58 Dit zijn de geslachten van Levi: het geslacht der Libnieten, het geslacht der Hebronieten, het geslacht der Machlieten, het geslacht der Muzieten, het geslacht der Korachieten. En Kohath gewon Amram.
These are the families of Levi: the family of the Libnites, the family of the Hebronites, the family of the Mahlites, the family of the Mushites, and the family of the Korahites. Kohath became the father of Amram.
59 En de naam der huisvrouw van Amram was Jochebed, de dochter van Levi, welke de huisvrouw van Levi baarde in Egypte; en deze baarde aan Amram, Aaron, en Mozes, en Mirjam, hun zuster.
The name of Amram’s wife was Jochebed, the daughter of Levi, who was born to Levi in Egypt.

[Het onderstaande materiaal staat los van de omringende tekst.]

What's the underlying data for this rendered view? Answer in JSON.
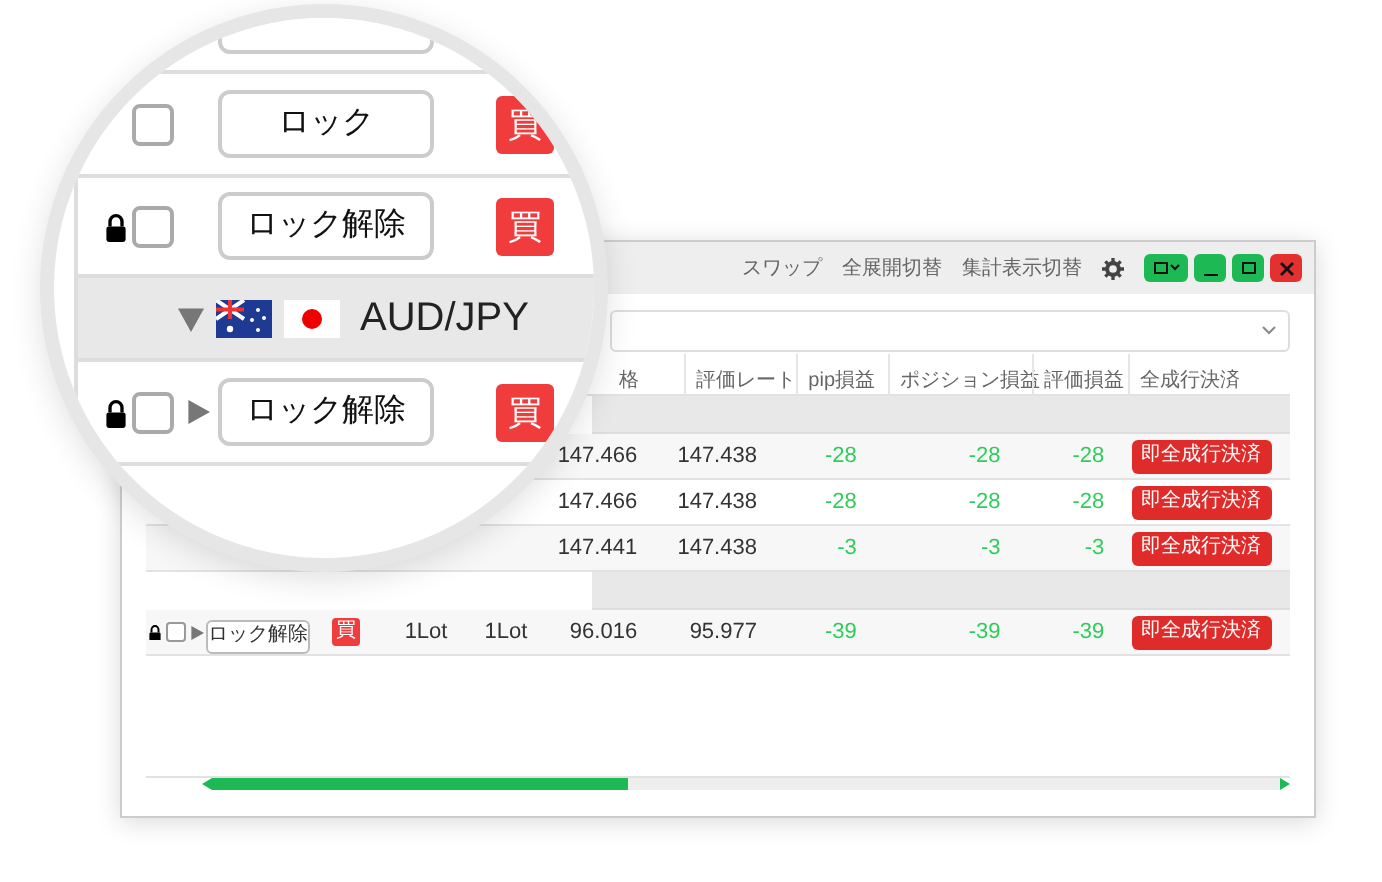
{
  "toolbar": {
    "links": [
      "スワップ",
      "全展開切替",
      "集計表示切替"
    ]
  },
  "table": {
    "columns": [
      {
        "label": "格"
      },
      {
        "label": "評価レート"
      },
      {
        "label": "pip損益"
      },
      {
        "label": "ポジション損益"
      },
      {
        "label": "評価損益"
      },
      {
        "label": "全成行決済"
      }
    ],
    "rows": [
      {
        "kind": "group"
      },
      {
        "kind": "position",
        "price": "147.466",
        "rate": "147.438",
        "pip": "-28",
        "position_pl": "-28",
        "eval_pl": "-28",
        "close_button": "即全成行決済"
      },
      {
        "kind": "position",
        "price": "147.466",
        "rate": "147.438",
        "pip": "-28",
        "position_pl": "-28",
        "eval_pl": "-28",
        "close_button": "即全成行決済"
      },
      {
        "kind": "position",
        "price": "147.441",
        "rate": "147.438",
        "pip": "-3",
        "position_pl": "-3",
        "eval_pl": "-3",
        "close_button": "即全成行決済"
      },
      {
        "kind": "group"
      },
      {
        "kind": "position",
        "locked": true,
        "checked": false,
        "expandable": true,
        "lock_button": "ロック解除",
        "side": "買",
        "lot": "1Lot",
        "lot_2": "1Lot",
        "price": "96.016",
        "rate": "95.977",
        "pip": "-39",
        "position_pl": "-39",
        "eval_pl": "-39",
        "close_button": "即全成行決済"
      }
    ]
  },
  "magnifier": {
    "rows": [
      {
        "kind": "cut"
      },
      {
        "kind": "position",
        "locked": false,
        "checked": false,
        "lock_button": "ロック",
        "side": "買"
      },
      {
        "kind": "position",
        "locked": true,
        "checked": false,
        "lock_button": "ロック解除",
        "side": "買"
      },
      {
        "kind": "group",
        "expanded": true,
        "pair": "AUD/JPY"
      },
      {
        "kind": "position",
        "locked": true,
        "checked": false,
        "expandable": true,
        "lock_button": "ロック解除",
        "side": "買"
      }
    ]
  }
}
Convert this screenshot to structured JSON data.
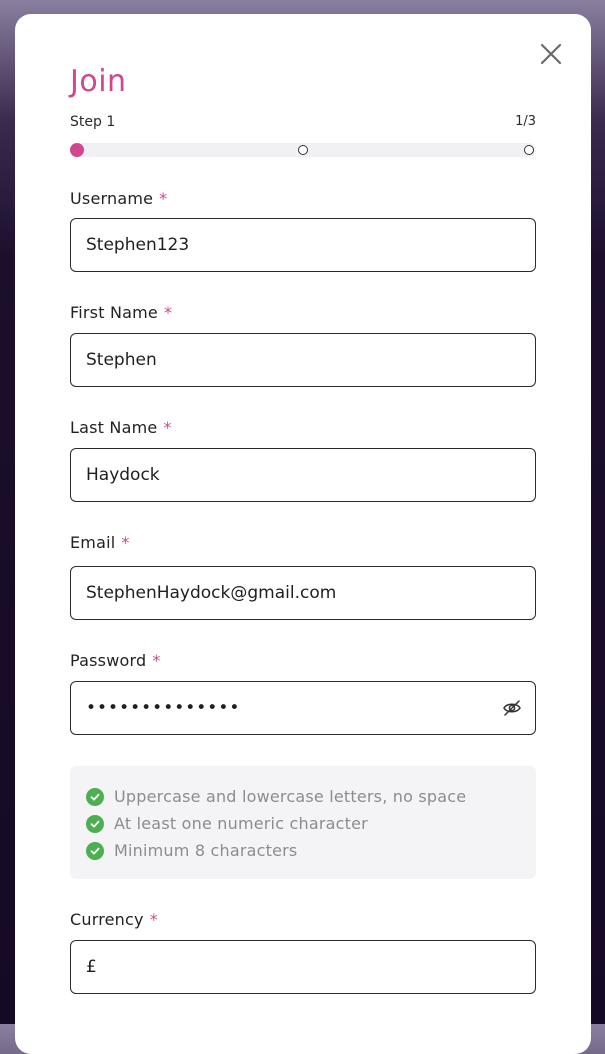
{
  "modal": {
    "title": "Join",
    "step_label": "Step 1",
    "step_count": "1/3",
    "progress": {
      "current_step": 1,
      "total_steps": 3
    },
    "accent_color": "#d0478f"
  },
  "fields": {
    "username": {
      "label": "Username",
      "value": "Stephen123",
      "required_mark": "*"
    },
    "first_name": {
      "label": "First Name",
      "value": "Stephen",
      "required_mark": "*"
    },
    "last_name": {
      "label": "Last Name",
      "value": "Haydock",
      "required_mark": "*"
    },
    "email": {
      "label": "Email",
      "value": "StephenHaydock@gmail.com",
      "required_mark": "*"
    },
    "password": {
      "label": "Password",
      "value": "••••••••••••••",
      "required_mark": "*",
      "toggle_icon": "eye-off-icon"
    },
    "currency": {
      "label": "Currency",
      "value": "£",
      "required_mark": "*"
    }
  },
  "password_rules": [
    {
      "text": "Uppercase and lowercase letters, no space",
      "met": true
    },
    {
      "text": "At least one numeric character",
      "met": true
    },
    {
      "text": "Minimum 8 characters",
      "met": true
    }
  ],
  "icons": {
    "close": "close-icon",
    "check": "check-circle-icon"
  }
}
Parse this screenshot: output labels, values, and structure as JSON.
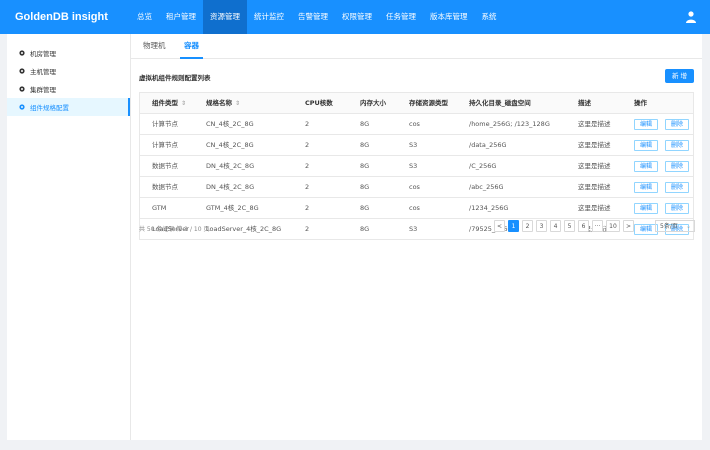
{
  "app": {
    "title": "GoldenDB insight"
  },
  "nav": [
    "总览",
    "租户管理",
    "资源管理",
    "统计监控",
    "告警管理",
    "权限管理",
    "任务管理",
    "版本库管理",
    "系统"
  ],
  "sidebar": [
    "机房管理",
    "主机管理",
    "集群管理",
    "组件规格配置"
  ],
  "tabs": [
    "物理机",
    "容器"
  ],
  "section_title": "虚拟机组件规则配置列表",
  "new_button": "新 增",
  "table": {
    "headers": [
      "组件类型",
      "规格名称",
      "CPU核数",
      "内存大小",
      "存储资源类型",
      "持久化目录_磁盘空间",
      "描述",
      "操作"
    ],
    "sort_glyph": "⇕",
    "rows": [
      [
        "计算节点",
        "CN_4核_2C_8G",
        "2",
        "8G",
        "cos",
        "/home_256G; /123_128G",
        "这里是描述"
      ],
      [
        "计算节点",
        "CN_4核_2C_8G",
        "2",
        "8G",
        "S3",
        "/data_256G",
        "这里是描述"
      ],
      [
        "数据节点",
        "DN_4核_2C_8G",
        "2",
        "8G",
        "S3",
        "/C_256G",
        "这里是描述"
      ],
      [
        "数据节点",
        "DN_4核_2C_8G",
        "2",
        "8G",
        "cos",
        "/abc_256G",
        "这里是描述"
      ],
      [
        "GTM",
        "GTM_4核_2C_8G",
        "2",
        "8G",
        "cos",
        "/1234_256G",
        "这里是描述"
      ],
      [
        "LoadServer",
        "LoadServer_4核_2C_8G",
        "2",
        "8G",
        "S3",
        "/79525_256G",
        "这里是描述"
      ]
    ],
    "edit_label": "编辑",
    "delete_label": "删除"
  },
  "pagination": {
    "total_text": "共 50 条记录 第 1 / 10 页",
    "prev": "<",
    "pages": [
      "1",
      "2",
      "3",
      "4",
      "5",
      "6",
      "···",
      "10"
    ],
    "next": ">",
    "page_size": "5条/页",
    "current": "1"
  },
  "colors": {
    "primary": "#1890ff",
    "header_bg": "#1890ff"
  },
  "icons": {
    "user": "user-icon",
    "menu": "gear-icon"
  }
}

She bore to Amram Aaron and Moses, and Miriam their sister.
60 En aan Aaron werden geboren Nadab en Abihu, Eleazar en Ithamar.
To Aaron were born Nadab and Abihu, Eleazar and Ithamar.
61 Nadab nu en Abihu waren gestorven, toen zij vreemd vuur brachten voor het aangezicht des HEEREN.
Nadab and Abihu died when they offered strange fire before the LORD.
62 En hun getelden waren drie en twintig duizend, al wat mannelijk is, van een maand oud en daarboven; want dezen werden niet geteld onder de kinderen Israels, omdat hun geen erfenis gegeven werd onder de kinderen Israels.
Those who were counted of them were twenty-three thousand, every male from a month old and upward; for they were not counted amongst the children of Israel, because there was no inheritance given them amongst the children of Israel.
63 Dat zijn de getelden van Mozes en Eleazar, den priester, die de kinderen Israels telden in de vlakke velden van Moab, aan de Jordaan van Jericho.
These are those who were counted by Moses and Eleazar the priest, who counted the children of Israel in the plains of Moab by the Jordan at Jericho.
64 En onder dezen was niemand uit de getelden van Mozes en Aaron, den priester, als zij de kinderen Israels telden in de woestijn van Sinai.
But amongst these there was not a man of them who were counted by Moses and Aaron the priest, who counted the children of Israel in the wilderness of Sinai.
65 Want de HEERE had van die gezegd, dat zij in de woestijn gewisselijk zouden sterven; en er was niemand van hen overgebleven, dan Kaleb, de zoon van Jefunne, en Jozua, de zoon van Nun.
For the LORD had said of them, “They shall surely die in the wilderness.” There was not a man left of them, except Caleb the son of Jephunneh, and Joshua the son of Nun.